You see, I have a confession. I’m a millennial. I like avocados, working freelance and posting the occasional selfie because, hey, have you ever seen someone in this much debt look this good?
Like others of my generation, the regular trappings of adulthood – marriage, home ownership, children, a pension – seem increasingly out of reach. But if that version of adulthood is impossible, then it’s time to invent a new one – a task that falls to me. I am, after all, the only millennial in my family: my mum, the youngest of her lot, had me later in life, and until the arrival of this new bundle of joy, I remained the youngest.
I am determined to set an example for my new nephew, and demonstrate that this version of adulthood is both acceptable and achievable. It is time for me to shed my generation’s reputation as eternal adolescents and rise to the challenge.
But first, I will need to master a few things. I will need to learn to drive. I will need to be able to explain to my mum what I actually do for a living. It is time I embraced the great outdoors (my partner is very, very English and wants us to do more rural activities). I want to become punctual, and I would like to be able to swim (another thing my very, very English boyfriend likes is water, being near it and in it).

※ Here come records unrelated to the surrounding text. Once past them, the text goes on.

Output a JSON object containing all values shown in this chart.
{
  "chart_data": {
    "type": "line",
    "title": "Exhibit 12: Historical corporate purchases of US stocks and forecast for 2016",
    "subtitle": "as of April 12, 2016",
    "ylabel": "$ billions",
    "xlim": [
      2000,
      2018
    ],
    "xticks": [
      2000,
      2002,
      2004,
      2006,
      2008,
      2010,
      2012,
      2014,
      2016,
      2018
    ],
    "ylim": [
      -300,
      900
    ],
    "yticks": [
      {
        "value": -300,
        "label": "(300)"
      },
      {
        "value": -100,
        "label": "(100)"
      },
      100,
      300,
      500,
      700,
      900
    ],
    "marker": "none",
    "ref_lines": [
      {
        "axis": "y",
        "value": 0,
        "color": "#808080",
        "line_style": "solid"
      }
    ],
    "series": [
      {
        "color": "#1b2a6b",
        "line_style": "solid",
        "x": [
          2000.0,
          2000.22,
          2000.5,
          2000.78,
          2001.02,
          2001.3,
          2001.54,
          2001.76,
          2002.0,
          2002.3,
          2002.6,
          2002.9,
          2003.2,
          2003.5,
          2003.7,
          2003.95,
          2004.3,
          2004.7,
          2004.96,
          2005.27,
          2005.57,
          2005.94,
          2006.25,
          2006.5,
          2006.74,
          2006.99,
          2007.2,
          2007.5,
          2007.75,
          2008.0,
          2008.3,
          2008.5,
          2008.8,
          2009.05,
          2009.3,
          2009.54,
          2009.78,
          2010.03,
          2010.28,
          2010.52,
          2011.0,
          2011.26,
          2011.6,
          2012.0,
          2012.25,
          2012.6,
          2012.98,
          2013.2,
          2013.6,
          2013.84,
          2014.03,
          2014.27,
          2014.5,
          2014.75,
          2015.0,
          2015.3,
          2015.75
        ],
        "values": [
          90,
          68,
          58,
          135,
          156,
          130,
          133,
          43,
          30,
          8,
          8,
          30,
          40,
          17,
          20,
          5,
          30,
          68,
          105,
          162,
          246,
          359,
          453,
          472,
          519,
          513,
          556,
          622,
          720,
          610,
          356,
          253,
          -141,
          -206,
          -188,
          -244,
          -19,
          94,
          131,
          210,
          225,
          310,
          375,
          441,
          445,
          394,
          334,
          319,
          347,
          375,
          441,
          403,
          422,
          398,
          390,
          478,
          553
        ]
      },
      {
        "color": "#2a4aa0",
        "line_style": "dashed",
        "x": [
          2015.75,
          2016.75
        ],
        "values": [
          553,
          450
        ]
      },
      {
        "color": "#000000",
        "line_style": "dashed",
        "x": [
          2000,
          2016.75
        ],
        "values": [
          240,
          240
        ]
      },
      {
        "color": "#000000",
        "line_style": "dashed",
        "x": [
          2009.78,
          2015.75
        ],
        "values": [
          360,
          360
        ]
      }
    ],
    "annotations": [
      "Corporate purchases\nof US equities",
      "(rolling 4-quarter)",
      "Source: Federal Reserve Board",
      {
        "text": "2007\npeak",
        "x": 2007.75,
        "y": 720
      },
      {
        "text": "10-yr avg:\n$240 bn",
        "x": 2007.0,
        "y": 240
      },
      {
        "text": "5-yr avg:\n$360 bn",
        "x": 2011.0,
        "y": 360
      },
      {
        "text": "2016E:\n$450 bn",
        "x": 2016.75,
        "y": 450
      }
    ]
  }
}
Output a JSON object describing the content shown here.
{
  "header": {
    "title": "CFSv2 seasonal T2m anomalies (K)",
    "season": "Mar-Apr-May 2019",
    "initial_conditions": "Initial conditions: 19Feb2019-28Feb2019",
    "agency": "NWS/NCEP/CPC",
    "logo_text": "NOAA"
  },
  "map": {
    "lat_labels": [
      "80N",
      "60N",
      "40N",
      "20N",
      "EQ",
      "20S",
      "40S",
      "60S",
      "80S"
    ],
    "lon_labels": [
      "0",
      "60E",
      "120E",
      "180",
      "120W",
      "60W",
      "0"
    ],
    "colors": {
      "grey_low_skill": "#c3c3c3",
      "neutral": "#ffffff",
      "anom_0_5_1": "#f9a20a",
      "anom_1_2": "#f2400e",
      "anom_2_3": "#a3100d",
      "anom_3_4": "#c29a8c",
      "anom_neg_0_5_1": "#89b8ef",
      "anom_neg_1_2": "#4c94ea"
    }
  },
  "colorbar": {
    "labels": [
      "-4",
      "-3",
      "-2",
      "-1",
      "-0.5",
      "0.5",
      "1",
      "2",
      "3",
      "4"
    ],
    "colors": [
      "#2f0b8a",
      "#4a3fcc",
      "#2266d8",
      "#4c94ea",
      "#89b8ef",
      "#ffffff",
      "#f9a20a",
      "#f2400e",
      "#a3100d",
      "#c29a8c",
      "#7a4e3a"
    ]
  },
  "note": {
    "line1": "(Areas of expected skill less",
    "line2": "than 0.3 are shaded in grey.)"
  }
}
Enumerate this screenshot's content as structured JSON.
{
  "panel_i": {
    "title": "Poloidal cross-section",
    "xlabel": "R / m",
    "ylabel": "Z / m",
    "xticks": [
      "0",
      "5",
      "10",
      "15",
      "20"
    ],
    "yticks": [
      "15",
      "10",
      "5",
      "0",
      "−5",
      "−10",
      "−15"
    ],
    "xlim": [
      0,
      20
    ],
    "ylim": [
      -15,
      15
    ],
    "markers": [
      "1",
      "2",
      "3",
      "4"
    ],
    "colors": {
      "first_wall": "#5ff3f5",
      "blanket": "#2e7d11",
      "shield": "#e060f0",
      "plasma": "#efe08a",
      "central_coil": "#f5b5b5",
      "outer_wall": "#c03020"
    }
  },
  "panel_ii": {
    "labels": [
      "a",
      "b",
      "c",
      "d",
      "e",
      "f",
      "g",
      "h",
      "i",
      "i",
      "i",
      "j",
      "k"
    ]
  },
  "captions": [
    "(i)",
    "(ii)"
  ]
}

And then there’s the other stuff – the grownup stuff I don’t yet know I need to do – but which will undoubtedly involve a lot of queueing and being on hold.
Adulthood is a mysterious beast. Just when you think you’ve cracked it, it has some other little joker up its sleeve – a big soul-searching conundrum that can’t be fixed with a Topshop gift card. It’ll be a challenge and an adventure, and whether I’m up to it will depend on who you ask. (Friends: “Yes!” Mum: “Oh dear.”) But I’m ready to give it a go.